WASHINGTON — After two test failures and a subsequent two-year hiatus, the United States’ primary missile defense system passed a key flight test Jan. 26 at Vandenberg Air Force Base, Calif., and is a step closer to attempting once again to intercept ballistic missiles.
The most recent test of the Ground-based Midcourse Defense system by the U.S. Missile Defense Agency focused on the Exoatmospheric Kill Vehicle (EKV) Capability Enhancement 2, a crucial component of the missile shield that has proved problematic in the past.
In December 2010, a guidance error led to the missile missing the intercept. Shortly thereafter, in February 2011, the flight test program was suspended.
In theory, the defense system is expected to protect the United States from a ballistic missile attack, particularly future threats from North Korea. When operating as expected, the kill vehicle is designed to launch, home in on its target, and then destroy an incoming warhead upon impact. The system tested Jan. 26 was an upgraded version of the Raytheon-built EKV that tops the 20 U.S. missile interceptors at Vandenberg and Fort Greely, Alaska.
But during this exercise, the system was not required to intercept a missile. Instead, it performed “a variety of pre-planned maneuvers to collect performance data in space,” according to a press release from the U.S. Defense |Department.
“Today’s test allowed us to challenge the EKV in a series of realistic outer-space environments, which gives us a broad range of data prior to moving toward an intercept scenario,” Wes Kremer, vice president of air and missile defense systems at Raytheon Missile Systems, Tucson, Ariz., said in a prepared statement.
The latest flight test cost about $170 million, said Rick Lehner, a spokesman for the Missile Defense Agency.

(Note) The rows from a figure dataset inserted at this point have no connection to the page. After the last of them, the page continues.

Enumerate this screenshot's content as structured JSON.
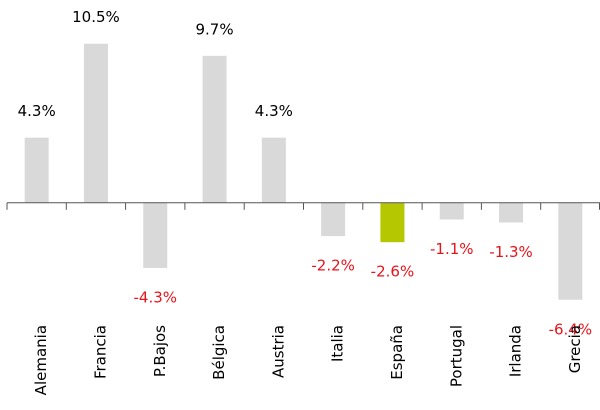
{
  "chart_data": {
    "type": "bar",
    "categories": [
      "Alemania",
      "Francia",
      "P.Bajos",
      "Bélgica",
      "Austria",
      "Italia",
      "España",
      "Portugal",
      "Irlanda",
      "Grecia"
    ],
    "values": [
      4.3,
      10.5,
      -4.3,
      9.7,
      4.3,
      -2.2,
      -2.6,
      -1.1,
      -1.3,
      -6.4
    ],
    "value_labels": [
      "4.3%",
      "10.5%",
      "-4.3%",
      "9.7%",
      "4.3%",
      "-2.2%",
      "-2.6%",
      "-1.1%",
      "-1.3%",
      "-6.4%"
    ],
    "colors": [
      "#d9d9d9",
      "#d9d9d9",
      "#d9d9d9",
      "#d9d9d9",
      "#d9d9d9",
      "#d9d9d9",
      "#b5c700",
      "#d9d9d9",
      "#d9d9d9",
      "#d9d9d9"
    ],
    "label_colors": {
      "positive": "#000000",
      "negative": "#e8141c"
    },
    "ylim": [
      -8,
      12
    ]
  }
}
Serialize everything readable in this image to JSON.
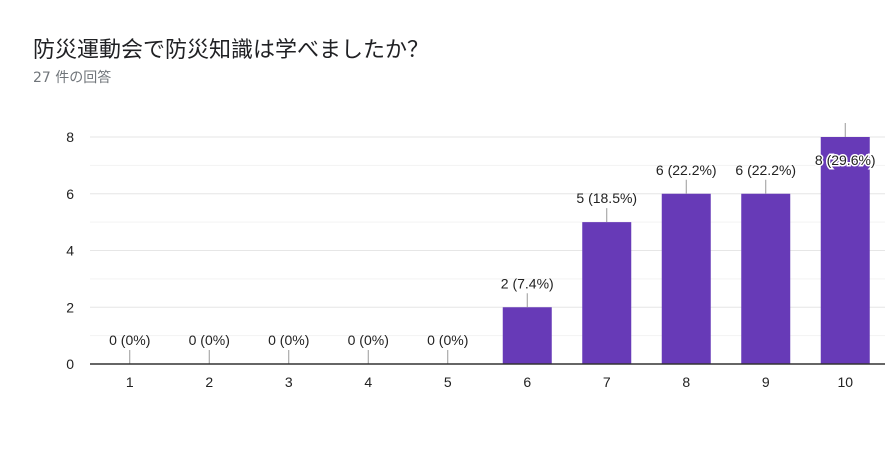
{
  "header": {
    "title": "防災運動会で防災知識は学べましたか？",
    "response_count": "27 件の回答"
  },
  "chart_data": {
    "type": "bar",
    "title": "防災運動会で防災知識は学べましたか？",
    "categories": [
      "1",
      "2",
      "3",
      "4",
      "5",
      "6",
      "7",
      "8",
      "9",
      "10"
    ],
    "values": [
      0,
      0,
      0,
      0,
      0,
      2,
      5,
      6,
      6,
      8
    ],
    "data_labels": [
      "0 (0%)",
      "0 (0%)",
      "0 (0%)",
      "0 (0%)",
      "0 (0%)",
      "2 (7.4%)",
      "5 (18.5%)",
      "6 (22.2%)",
      "6 (22.2%)",
      "8 (29.6%)"
    ],
    "yticks": [
      0,
      2,
      4,
      6,
      8
    ],
    "ylim": [
      0,
      8
    ],
    "xlabel": "",
    "ylabel": "",
    "grid": true,
    "bar_color": "#673ab7"
  }
}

Lehner said the agency would study the test results and use those data to determine a date for the next step, which would likely be an intercept test.
The Ground-Based Midcourse system has not had a successful intercept test since December 2008.
Boeing Strategic Missile & Defense Systems of Huntsville, Ala., is the program’s prime contractor. Raytheon, Northrop Grumman Electronic Systems of Baltimore and Orbital Sciences Corp. of Dulles, Va., build parts of the system.